Oil and Gas versus Water
The greater the distance your food travels to get to your table, the more oil-dependent your lifestyle. Saving energy is one reason why we’ve expanded our fruit and vegetable production. Freshness and knowing that it was safely grown are other reasons. But gardens themselves take resources, particularly water.
Although we’ve had somewhat decent rainfall this year in Minnesota, fresh water is a valuable resource that really needs to be conserved. We have only one rain barrel and we haven’t always used it well. We want a multi-barrel system with a pump but we’re not there yet. Even the multi-headed sprinkler system I set up hasn’t been working properly. Next year I’m going try the newest low-tech watering trick every garden website is showing – plastic pop bottles planted upside down near voracious plants like tomatoes.
We eat something from the garden almost every day, but I’m also learning to process vegetables for winter. I’m most familiar with water-bath canning. I can tomatoes, sauce and pickles – things with high amounts of acid. It takes quite a lot of water to wash the vegetables and to fill the canning pot. And it takes a fair amount of natural gas to heat all that water. If I’m going to be canning two days in a row, I save the water in the canning pot, but I have a very small and inefficient kitchen. I can’t keep a huge pot of water sitting around. If it’s not going to be used soon, we “water” the compost bin (compost breaks down faster when it’s got the right amount of moisture) or the veggies with it.
In the past month, I’ve been canning with my neighborhood Transition group (Transition Longfellow). As part of our reskilling efforts, we’ve been teaching folks how to pickle veggies and can tomatoes. By doing these projects together in small groups — many people using the same water bath — we save water and natural gas.I recently bought a pressure canner so I can process low-acid foods like beets and green beans and meat. At first I couldn’t understand why people said it was more efficient because a pressure canner takes far more time to process foods. Now that I’ve done my first batches of soup and broth, I understand. The pressure canner uses only a couple of quarts of water – as opposed to many gallons used in the water canner – and once it reaches boiling, I can turn the gas to the very lowest setting. Pressure keeps the heat high.
I’ve got two more food preservation methods to learn: dehydrating and fermenting. I’ve just bought a pickling jar to ferment cucumber pickles and a glazed crock to ferment cabbage for sauerkraut, both from EggPlant Urban Farm Supply. They also have a glazed water-seal pot for pickling, which is locally made.
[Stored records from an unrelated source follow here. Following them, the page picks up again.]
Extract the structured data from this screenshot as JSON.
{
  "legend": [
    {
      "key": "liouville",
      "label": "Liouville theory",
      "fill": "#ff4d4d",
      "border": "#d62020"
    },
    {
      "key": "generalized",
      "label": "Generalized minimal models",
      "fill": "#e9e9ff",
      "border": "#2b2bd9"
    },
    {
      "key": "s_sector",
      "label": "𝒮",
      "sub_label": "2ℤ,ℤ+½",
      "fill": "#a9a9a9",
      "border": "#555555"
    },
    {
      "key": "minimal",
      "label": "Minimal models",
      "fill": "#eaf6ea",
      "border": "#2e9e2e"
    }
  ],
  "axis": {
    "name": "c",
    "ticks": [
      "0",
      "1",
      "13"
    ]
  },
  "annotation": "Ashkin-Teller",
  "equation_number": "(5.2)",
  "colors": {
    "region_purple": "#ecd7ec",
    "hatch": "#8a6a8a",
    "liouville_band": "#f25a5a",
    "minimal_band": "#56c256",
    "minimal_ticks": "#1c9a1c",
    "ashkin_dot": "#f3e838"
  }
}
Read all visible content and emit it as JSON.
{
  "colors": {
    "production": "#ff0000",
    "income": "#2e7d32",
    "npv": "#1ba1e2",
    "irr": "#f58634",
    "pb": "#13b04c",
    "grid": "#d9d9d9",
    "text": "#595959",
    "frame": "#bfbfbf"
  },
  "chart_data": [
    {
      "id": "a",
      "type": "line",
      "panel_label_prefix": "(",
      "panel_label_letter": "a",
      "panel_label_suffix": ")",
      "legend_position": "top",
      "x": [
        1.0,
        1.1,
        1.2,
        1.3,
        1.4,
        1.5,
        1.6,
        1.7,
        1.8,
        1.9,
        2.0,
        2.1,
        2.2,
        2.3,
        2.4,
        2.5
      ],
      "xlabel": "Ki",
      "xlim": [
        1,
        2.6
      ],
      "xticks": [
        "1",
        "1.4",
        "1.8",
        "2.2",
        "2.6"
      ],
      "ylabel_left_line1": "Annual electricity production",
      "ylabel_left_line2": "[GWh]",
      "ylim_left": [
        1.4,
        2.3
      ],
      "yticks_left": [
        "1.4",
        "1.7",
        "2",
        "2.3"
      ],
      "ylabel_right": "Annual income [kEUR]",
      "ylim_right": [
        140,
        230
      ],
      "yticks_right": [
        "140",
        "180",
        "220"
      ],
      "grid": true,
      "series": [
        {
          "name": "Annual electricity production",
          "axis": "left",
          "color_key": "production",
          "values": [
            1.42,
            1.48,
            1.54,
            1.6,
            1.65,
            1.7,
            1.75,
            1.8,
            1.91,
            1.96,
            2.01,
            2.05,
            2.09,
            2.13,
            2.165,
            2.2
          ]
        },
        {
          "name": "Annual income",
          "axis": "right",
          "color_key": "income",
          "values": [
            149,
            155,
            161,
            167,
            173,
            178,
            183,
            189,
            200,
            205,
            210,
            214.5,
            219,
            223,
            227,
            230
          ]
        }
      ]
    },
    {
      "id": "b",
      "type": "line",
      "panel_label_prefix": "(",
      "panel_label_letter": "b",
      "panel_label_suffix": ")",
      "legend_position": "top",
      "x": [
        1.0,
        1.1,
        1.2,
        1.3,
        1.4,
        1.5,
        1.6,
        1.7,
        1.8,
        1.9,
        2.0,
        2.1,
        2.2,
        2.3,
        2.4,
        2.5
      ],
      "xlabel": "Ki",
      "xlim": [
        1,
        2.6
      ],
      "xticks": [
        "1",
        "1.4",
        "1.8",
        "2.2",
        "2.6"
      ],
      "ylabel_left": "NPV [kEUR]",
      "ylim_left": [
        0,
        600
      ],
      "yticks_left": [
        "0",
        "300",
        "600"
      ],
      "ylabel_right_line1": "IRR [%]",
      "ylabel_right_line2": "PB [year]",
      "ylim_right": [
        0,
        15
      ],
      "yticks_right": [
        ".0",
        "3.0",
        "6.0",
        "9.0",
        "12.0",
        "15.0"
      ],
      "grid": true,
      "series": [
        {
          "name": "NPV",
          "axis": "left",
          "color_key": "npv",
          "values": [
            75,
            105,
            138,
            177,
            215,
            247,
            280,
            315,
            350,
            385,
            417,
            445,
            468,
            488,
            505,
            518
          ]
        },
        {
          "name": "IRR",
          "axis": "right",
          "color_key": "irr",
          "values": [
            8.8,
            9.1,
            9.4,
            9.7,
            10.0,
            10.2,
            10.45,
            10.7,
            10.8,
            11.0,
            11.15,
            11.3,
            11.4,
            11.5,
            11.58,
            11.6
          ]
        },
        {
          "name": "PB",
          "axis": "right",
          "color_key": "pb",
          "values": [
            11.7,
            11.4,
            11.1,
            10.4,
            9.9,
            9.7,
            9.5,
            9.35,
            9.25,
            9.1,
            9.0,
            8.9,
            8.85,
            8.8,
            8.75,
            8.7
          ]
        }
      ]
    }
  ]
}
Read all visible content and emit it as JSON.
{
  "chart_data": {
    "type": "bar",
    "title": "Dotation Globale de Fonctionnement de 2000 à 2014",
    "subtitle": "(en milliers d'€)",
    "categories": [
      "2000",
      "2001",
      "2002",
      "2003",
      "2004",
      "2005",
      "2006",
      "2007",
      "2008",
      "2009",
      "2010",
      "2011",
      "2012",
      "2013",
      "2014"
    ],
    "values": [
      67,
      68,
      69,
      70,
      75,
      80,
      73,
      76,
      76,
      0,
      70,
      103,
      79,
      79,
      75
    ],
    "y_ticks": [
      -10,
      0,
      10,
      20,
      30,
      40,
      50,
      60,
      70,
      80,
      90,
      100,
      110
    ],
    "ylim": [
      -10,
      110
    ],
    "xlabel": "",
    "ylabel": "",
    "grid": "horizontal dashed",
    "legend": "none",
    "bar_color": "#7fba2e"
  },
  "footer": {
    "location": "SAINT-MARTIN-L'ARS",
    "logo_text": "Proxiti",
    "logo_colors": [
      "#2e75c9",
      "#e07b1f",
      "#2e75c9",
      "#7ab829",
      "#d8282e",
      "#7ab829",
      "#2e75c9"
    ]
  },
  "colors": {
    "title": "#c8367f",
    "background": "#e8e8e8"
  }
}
I’m in love with it but it’s too expensive for me.
Ultimately, I need to learn more about methods of food preservation that use fewer, or more easily available resources. I’ve ordered two books on this:
- Preserving Food without Freezing or Canning: Traditional Techniques Using Salt, Oil, Sugar, Alcohol, Vinegar, Drying, Cold Storage, and Lactic Ferment,” by The Gardeners and Farmers of Centre Terre Vivante.
- Independence Days: A Guide to Sustainable Food Storage & Preservation,” by Sharon Astyk.